We observed marked heterogeneity in morphotype dynamics over time. Prior to infusion, SRL and GL predominated, whereas ABL, DCL, and LGL emerged only post-infusion. Liso-cel and ide-cel demonstrated sustained near-peak absolute lymphocyte count (ALC) levels through day 30. To explore more granular differences between products, we first identified the median day of peak absolute lymphocyte count (ALC) for each CAR-T product, as peak ALC serves as a surrogate for CAR-T cell expansion. Using this product-specific reference day, we then collected the corresponding values of our five morphotypes for all patients. Pairwise statistical comparisons were performed across products, followed by correction for multiple testing. For example, when comparing Axicel to Lisocel, Lisocel has significantly higher ABLs (p<0.01) and lower DCLs (p<0.05). Comparing Ciltacel to Idecel, Ciltacel has significantly higher SRLs (p<0.05), GLs (p<0.005), LGLs (p<0.001), ABLs (p<0.001), and DCLs (p<0.005).

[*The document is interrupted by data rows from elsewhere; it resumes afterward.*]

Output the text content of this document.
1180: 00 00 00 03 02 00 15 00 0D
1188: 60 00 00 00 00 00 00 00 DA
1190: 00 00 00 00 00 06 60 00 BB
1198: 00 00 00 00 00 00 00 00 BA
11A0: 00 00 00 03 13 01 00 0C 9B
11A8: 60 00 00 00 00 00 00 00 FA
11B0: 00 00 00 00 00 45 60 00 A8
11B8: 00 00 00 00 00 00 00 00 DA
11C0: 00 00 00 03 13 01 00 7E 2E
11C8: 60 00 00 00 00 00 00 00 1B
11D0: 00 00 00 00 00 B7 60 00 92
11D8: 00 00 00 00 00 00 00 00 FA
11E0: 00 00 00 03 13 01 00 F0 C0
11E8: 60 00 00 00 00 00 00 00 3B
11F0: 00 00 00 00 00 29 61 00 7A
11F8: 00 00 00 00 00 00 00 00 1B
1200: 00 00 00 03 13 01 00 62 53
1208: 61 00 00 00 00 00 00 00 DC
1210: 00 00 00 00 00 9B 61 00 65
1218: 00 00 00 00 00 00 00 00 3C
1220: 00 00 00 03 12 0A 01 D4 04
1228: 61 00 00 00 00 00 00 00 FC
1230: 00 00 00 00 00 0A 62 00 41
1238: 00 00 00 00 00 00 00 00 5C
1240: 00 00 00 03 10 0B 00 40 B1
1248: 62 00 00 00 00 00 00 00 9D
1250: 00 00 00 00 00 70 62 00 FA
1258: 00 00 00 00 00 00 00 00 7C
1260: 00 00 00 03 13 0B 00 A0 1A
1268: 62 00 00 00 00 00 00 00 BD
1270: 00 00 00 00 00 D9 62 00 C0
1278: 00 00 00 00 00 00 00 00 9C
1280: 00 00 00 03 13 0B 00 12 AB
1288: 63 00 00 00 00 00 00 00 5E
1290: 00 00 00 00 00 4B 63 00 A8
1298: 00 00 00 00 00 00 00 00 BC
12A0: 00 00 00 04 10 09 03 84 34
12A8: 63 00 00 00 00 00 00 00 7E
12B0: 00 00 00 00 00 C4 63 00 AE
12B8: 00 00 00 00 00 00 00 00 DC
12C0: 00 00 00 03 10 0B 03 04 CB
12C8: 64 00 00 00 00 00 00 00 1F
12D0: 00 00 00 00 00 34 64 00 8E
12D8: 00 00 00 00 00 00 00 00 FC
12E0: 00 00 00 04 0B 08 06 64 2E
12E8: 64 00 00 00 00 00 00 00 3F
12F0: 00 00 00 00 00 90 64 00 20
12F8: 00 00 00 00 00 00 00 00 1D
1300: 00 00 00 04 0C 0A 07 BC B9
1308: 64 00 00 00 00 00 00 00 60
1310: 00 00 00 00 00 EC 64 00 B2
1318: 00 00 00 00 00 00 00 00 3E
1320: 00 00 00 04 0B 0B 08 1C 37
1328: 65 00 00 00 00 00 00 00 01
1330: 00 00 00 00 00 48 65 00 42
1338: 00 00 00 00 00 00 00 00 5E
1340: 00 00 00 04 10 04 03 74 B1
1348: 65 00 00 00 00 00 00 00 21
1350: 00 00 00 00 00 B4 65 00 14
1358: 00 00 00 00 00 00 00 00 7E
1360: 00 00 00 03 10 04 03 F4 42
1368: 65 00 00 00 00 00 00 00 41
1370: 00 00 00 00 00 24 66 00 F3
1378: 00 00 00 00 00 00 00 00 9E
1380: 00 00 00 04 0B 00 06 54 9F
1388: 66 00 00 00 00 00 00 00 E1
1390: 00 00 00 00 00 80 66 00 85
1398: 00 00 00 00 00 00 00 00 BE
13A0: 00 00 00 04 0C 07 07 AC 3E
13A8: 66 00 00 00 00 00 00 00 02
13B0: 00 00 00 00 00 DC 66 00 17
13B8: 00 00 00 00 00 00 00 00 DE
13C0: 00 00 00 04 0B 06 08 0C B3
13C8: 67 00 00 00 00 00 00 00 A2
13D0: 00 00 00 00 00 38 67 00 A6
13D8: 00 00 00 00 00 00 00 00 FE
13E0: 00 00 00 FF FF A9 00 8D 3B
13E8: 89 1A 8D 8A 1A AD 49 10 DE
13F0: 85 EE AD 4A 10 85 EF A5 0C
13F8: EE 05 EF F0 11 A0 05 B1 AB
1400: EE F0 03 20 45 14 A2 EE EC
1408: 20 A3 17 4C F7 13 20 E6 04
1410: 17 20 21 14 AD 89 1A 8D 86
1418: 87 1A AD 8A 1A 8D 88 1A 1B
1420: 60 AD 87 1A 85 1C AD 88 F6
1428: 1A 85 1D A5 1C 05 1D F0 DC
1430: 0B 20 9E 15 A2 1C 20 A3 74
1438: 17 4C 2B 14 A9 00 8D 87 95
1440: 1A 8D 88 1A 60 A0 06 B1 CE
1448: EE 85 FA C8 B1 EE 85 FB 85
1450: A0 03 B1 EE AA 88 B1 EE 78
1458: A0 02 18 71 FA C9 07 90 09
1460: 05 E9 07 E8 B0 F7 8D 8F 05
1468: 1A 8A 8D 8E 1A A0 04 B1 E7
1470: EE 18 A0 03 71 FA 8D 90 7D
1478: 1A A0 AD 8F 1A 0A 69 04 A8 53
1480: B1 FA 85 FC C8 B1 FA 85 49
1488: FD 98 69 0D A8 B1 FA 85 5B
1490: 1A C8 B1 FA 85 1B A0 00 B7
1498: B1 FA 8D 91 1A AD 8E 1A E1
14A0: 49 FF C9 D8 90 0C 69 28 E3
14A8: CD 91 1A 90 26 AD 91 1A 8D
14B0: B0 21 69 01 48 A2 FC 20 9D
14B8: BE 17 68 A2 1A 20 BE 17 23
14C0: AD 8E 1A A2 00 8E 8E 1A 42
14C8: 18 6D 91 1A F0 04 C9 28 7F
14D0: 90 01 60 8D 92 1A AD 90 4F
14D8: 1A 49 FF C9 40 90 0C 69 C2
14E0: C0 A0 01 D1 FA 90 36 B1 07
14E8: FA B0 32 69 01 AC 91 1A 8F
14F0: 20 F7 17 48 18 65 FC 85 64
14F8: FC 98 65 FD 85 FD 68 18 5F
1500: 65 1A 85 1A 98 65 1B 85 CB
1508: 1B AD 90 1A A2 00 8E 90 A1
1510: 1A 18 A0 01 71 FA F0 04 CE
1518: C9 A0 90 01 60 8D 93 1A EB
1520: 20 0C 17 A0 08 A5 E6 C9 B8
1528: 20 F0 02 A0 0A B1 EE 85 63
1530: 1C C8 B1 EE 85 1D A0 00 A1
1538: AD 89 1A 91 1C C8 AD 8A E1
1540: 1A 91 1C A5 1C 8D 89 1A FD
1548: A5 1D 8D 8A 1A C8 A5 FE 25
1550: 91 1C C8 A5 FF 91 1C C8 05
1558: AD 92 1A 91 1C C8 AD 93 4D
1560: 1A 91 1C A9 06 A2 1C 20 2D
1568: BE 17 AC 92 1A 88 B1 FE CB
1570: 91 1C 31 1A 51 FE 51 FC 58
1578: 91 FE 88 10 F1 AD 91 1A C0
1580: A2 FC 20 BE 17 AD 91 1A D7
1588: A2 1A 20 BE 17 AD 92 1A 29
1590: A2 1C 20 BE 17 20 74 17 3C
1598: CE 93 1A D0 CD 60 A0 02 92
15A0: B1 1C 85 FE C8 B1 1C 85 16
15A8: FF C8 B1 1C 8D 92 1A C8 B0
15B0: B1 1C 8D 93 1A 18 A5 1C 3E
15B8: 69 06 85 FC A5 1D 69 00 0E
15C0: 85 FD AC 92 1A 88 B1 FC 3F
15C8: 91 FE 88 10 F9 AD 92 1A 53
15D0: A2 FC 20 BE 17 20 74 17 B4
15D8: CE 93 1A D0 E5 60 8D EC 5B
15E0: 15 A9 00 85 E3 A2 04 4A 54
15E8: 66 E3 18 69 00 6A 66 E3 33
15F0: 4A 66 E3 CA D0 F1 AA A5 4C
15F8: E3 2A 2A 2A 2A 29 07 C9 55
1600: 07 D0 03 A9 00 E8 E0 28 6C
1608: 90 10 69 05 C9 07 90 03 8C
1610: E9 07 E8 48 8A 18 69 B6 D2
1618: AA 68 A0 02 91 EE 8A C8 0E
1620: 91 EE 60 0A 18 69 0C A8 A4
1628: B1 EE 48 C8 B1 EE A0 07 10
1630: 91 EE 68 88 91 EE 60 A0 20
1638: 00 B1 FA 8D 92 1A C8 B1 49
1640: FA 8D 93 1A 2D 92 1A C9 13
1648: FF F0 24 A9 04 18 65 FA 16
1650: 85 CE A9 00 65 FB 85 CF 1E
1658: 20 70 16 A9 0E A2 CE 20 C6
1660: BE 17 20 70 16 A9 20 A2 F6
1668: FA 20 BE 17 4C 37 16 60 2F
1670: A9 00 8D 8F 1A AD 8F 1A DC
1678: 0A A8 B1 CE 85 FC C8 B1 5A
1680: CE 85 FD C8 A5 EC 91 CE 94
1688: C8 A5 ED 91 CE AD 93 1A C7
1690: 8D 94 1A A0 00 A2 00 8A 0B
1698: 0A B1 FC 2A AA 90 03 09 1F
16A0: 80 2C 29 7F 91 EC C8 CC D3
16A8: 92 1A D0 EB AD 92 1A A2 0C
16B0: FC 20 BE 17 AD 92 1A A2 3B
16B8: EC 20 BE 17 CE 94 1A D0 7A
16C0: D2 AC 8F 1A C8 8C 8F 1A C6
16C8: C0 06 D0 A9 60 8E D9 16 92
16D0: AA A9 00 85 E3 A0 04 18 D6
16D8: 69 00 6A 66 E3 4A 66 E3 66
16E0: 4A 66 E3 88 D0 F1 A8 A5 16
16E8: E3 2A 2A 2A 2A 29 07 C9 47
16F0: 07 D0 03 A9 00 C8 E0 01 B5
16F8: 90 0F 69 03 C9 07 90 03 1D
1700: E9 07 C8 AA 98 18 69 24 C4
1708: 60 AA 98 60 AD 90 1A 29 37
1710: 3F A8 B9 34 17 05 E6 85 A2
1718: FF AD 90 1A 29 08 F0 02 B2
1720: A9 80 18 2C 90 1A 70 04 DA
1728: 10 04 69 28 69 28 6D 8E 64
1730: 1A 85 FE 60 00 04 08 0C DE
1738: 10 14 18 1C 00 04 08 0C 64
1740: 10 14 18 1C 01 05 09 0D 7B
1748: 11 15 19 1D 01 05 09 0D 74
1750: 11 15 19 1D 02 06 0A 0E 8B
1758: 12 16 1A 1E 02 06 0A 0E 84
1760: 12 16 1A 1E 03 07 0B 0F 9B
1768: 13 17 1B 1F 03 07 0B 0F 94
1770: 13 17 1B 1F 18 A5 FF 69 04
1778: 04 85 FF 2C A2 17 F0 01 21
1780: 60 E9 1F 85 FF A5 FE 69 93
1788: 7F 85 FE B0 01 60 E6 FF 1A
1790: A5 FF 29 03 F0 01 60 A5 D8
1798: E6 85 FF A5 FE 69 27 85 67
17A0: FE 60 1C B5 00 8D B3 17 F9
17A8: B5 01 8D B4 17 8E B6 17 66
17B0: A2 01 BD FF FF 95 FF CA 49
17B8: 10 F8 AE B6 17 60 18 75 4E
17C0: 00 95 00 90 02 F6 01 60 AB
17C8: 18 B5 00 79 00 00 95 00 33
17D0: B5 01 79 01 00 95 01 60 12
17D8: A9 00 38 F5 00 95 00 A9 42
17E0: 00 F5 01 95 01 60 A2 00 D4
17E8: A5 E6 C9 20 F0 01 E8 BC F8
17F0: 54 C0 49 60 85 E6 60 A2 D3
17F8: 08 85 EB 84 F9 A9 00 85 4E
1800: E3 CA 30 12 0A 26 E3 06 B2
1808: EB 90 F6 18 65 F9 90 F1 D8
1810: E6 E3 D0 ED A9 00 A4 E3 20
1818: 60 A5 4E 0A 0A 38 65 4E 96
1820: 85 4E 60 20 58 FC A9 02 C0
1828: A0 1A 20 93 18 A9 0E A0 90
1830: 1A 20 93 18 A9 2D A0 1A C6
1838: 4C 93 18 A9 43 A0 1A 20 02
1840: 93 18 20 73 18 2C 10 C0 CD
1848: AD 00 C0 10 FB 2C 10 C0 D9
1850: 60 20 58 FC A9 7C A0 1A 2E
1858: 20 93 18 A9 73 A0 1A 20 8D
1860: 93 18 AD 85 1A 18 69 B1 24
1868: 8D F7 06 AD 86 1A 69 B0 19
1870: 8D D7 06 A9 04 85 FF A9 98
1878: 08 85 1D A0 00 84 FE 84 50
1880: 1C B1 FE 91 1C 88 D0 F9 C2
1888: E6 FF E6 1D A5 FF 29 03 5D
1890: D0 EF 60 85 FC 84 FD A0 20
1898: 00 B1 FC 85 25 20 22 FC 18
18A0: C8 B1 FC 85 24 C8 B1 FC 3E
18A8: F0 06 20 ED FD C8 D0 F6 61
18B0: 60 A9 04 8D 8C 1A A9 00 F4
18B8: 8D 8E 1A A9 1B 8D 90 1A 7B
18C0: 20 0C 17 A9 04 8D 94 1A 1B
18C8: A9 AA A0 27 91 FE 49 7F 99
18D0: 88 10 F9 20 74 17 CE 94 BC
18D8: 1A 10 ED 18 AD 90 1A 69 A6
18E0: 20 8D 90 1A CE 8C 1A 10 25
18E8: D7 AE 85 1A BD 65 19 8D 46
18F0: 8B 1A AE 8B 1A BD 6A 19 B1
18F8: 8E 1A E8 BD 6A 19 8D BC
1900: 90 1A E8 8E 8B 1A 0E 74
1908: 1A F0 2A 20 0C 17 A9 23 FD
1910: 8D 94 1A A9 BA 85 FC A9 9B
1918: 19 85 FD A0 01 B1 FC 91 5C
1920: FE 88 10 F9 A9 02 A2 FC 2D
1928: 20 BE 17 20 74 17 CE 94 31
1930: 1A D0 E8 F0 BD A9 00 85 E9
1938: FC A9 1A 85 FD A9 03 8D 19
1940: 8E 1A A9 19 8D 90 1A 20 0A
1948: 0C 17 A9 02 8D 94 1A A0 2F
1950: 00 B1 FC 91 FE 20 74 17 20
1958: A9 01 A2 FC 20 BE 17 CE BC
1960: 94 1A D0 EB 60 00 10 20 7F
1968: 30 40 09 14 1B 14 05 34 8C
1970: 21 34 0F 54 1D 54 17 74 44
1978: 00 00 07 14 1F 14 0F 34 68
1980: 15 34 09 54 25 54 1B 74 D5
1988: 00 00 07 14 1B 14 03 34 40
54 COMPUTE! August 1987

To evaluate clinical utility, we modeled the trajectory of ABL proportion using a longitudinal mixed-effects framework stratified by CRS status. ABL trajectories differed significantly, with CRS patients showing a post-infusion rise peaking at day 5 followed by a sharp decline (p < 0.001). Finally, an XGBoost model integrating clinical features (age, CAR-T product) with image-derived morphologic features predicted complete response in non-Hodgkin lymphoma with a cross-validated AUC of 0.71 (±.02), indicating that morphology-informed profiling is informative for outcome prediction.
Conclusions:
Peripheral blood smears, a widely available and cost-effective modality, reveal distinct lymphocyte morphologies emerging after CAR-T infusion that can be reproducibly classified using deep learning. These morphologic fingerprints correlate with clinical outcomes and support the further development of PBS-based immune profiling as a scalable approach for real-time monitoring of CAR-T patients.